Hypothesis on the truth of things

One account of the truth of things is simply that which measures our intellect. Another account is the truth that measures even the thing itself. Augustine has a perfect description of this sense of the truth of things:

Again, when I call back to my mind a beautiful and symmetrical arch I saw at Carthage; I remember a sight I had seen and transferred to the memory. But I behold in my mind yet another thing, by which that work of art pleases me- and by which I should correct it if it displeased me. We judge therefore of those particular things according to that [truth], and discern that form by the intuition of the rational mind.

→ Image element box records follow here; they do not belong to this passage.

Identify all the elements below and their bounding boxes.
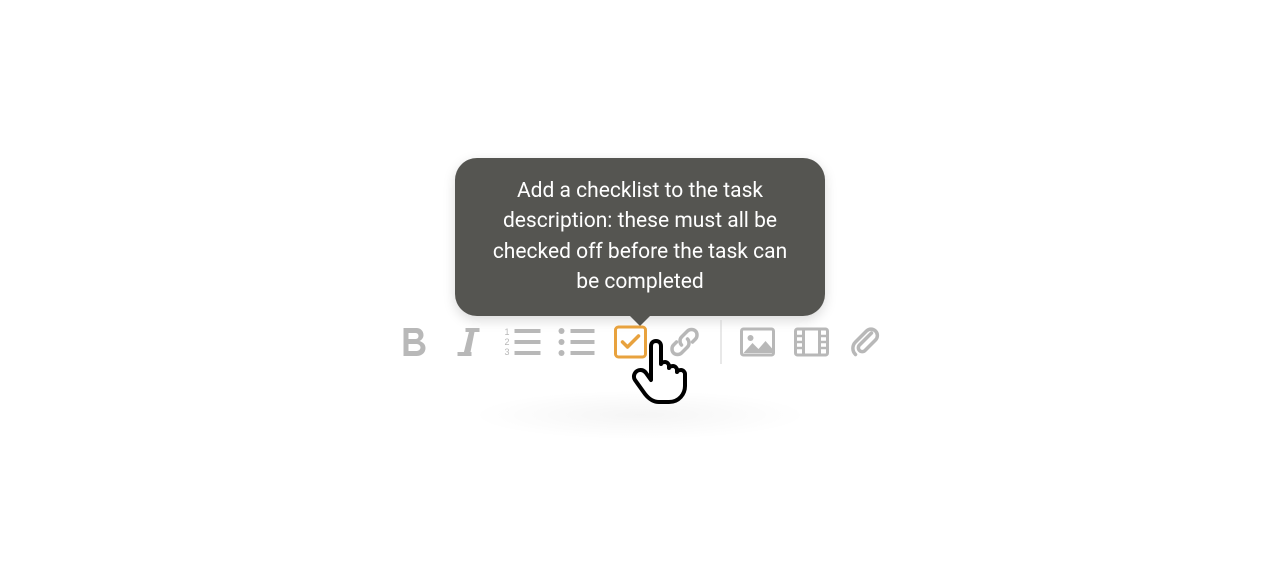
attachment-button[interactable] [848,324,884,360]
bold-icon [401,326,429,358]
bold-button[interactable] [397,324,433,360]
ordered-list-button[interactable]: 1 2 3 [505,324,541,360]
toolbar-divider [721,320,722,364]
tooltip: Add a checklist to the task description:… [455,158,825,316]
drop-shadow [470,390,810,440]
unordered-list-icon [559,327,595,357]
formatting-toolbar: 1 2 3 [397,320,884,364]
tooltip-text: Add a checklist to the task description:… [493,179,787,294]
svg-text:1: 1 [505,327,510,337]
link-icon [668,325,702,359]
ordered-list-icon: 1 2 3 [505,327,541,357]
image-button[interactable] [740,324,776,360]
image-icon [740,327,776,357]
video-icon [794,327,830,357]
link-button[interactable] [667,324,703,360]
svg-text:2: 2 [505,337,510,347]
checklist-button[interactable] [613,324,649,360]
italic-button[interactable] [451,324,487,360]
svg-text:3: 3 [505,347,510,357]
unordered-list-button[interactable] [559,324,595,360]
checklist-icon [614,325,648,359]
paperclip-icon [850,325,882,359]
italic-icon [456,326,482,358]
video-button[interactable] [794,324,830,360]
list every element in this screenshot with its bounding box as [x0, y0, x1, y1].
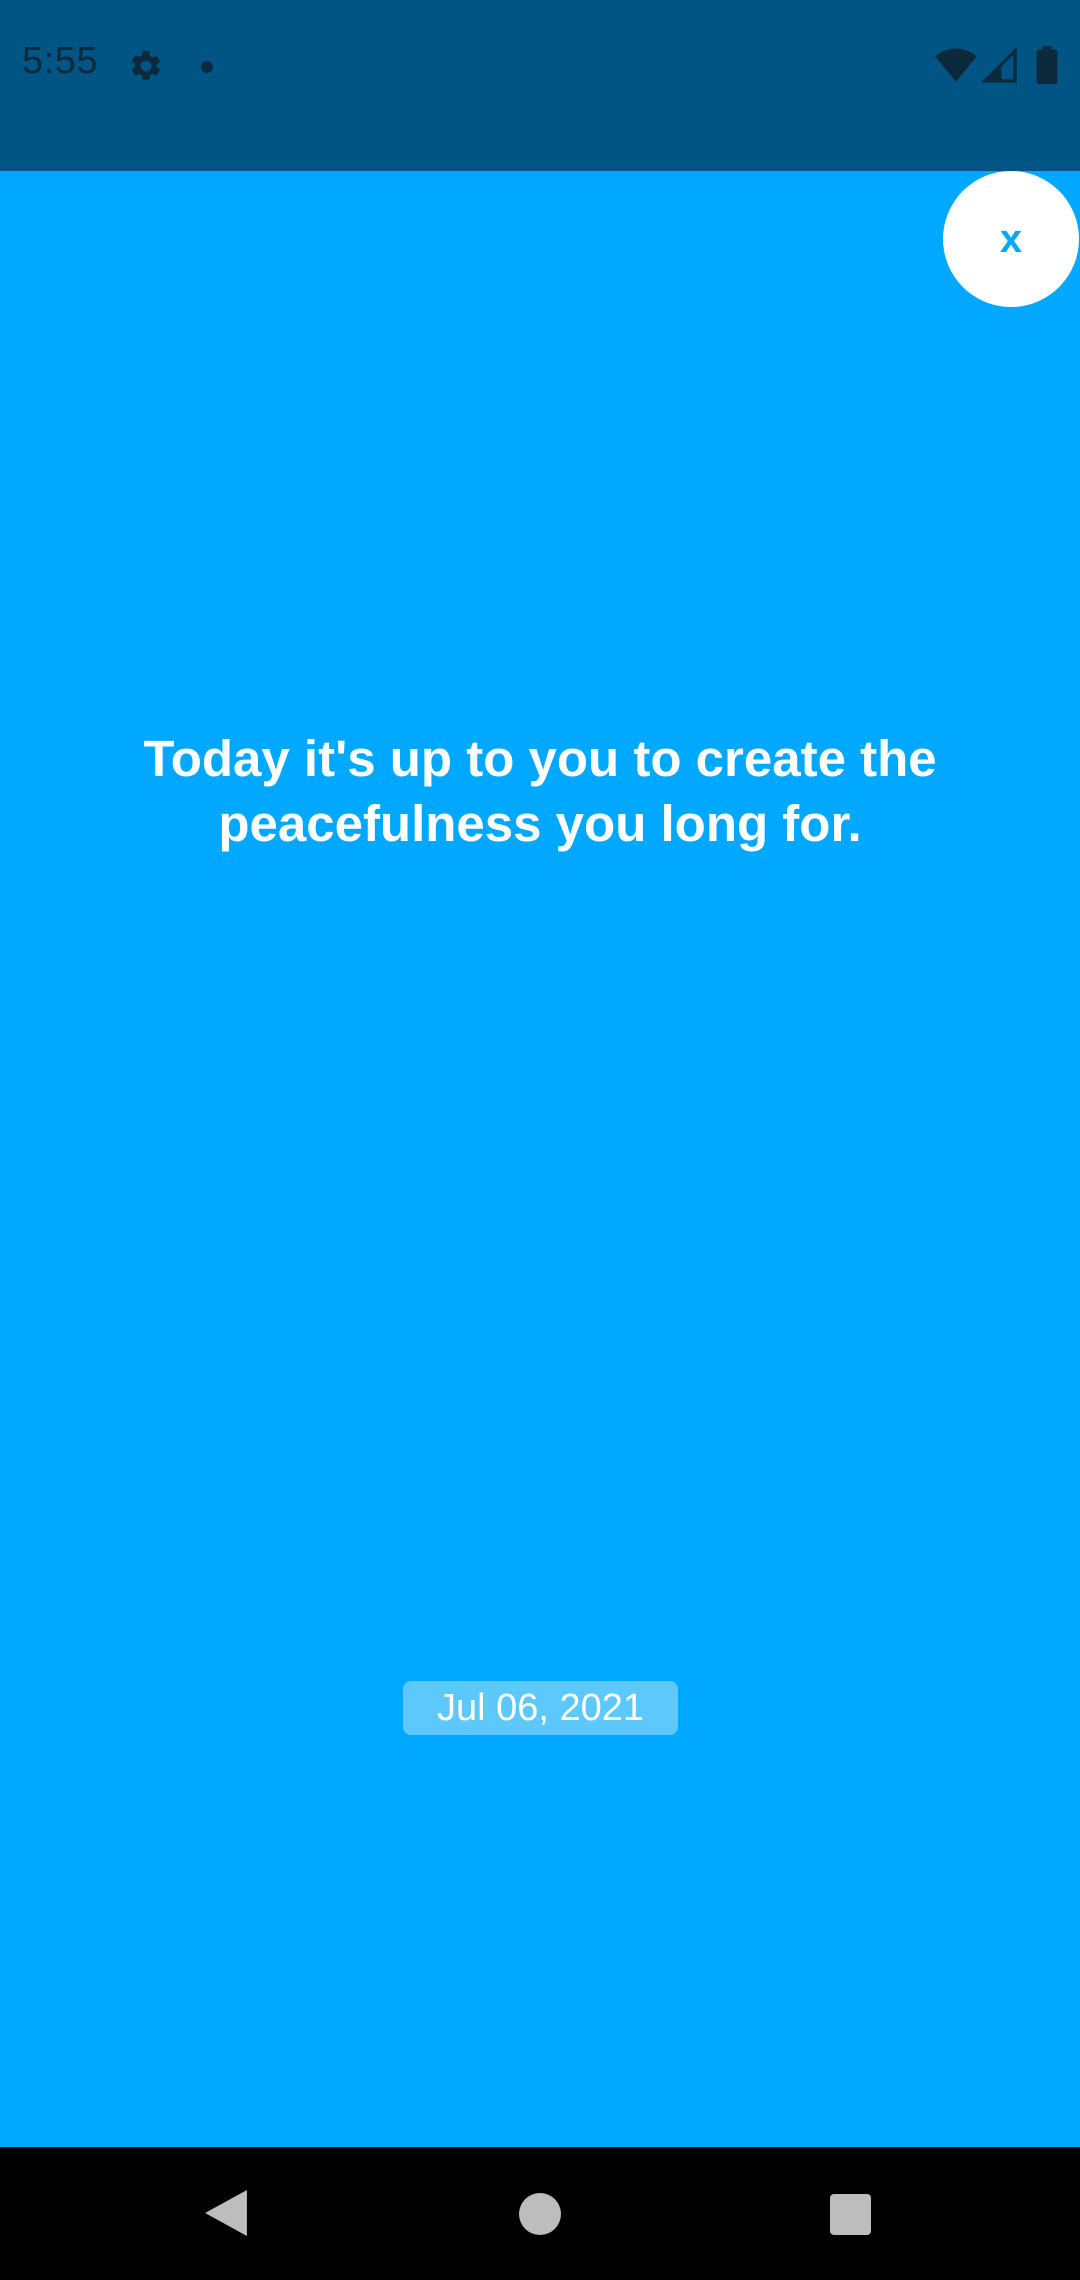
date-badge: Jul 06, 2021 — [403, 1681, 678, 1735]
gear-icon — [131, 50, 161, 80]
close-button[interactable]: x — [943, 171, 1079, 307]
quote-screen: 5:55 x Today it's up to you to create th… — [0, 0, 1080, 2280]
quote-content-area — [0, 171, 1080, 2147]
wifi-icon — [935, 48, 977, 82]
status-bar: 5:55 — [0, 0, 1080, 171]
notification-dot-icon — [201, 61, 213, 73]
quote-text: Today it's up to you to create the peace… — [143, 730, 937, 852]
status-time: 5:55 — [22, 40, 98, 82]
battery-icon — [1036, 46, 1058, 84]
home-icon[interactable] — [519, 2193, 561, 2235]
signal-icon — [982, 48, 1017, 83]
back-icon[interactable] — [205, 2190, 247, 2236]
recents-icon[interactable] — [830, 2194, 871, 2235]
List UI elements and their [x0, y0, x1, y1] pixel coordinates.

The second sentence is the account- that by which the thing pleases, and according to which one would correct it. This thing can be seen with more or less clarity: everyone can see something about what makes people physically attractive, but women tend to see this more distinctly, and artists and cosmetic surgeons see it even more distinctly. Everyone understands something about what makes a good dog, or fetus, or pesticide, but the dog show judge, the obstetrician, and the chemist each see this intelligible standard more distinctly.

Just as truth exists in mind, yet measures it, so too the truth of things subsists in things, yet measures them. Just as the truth of the intellect does not depend on this or that man knowing the proposition, so too the truth of things does not depend on this or that thing existing. The truth in things is what Aristotle and St. Thomas call essence (so just in case you wanted to know what essence is, this is what it is).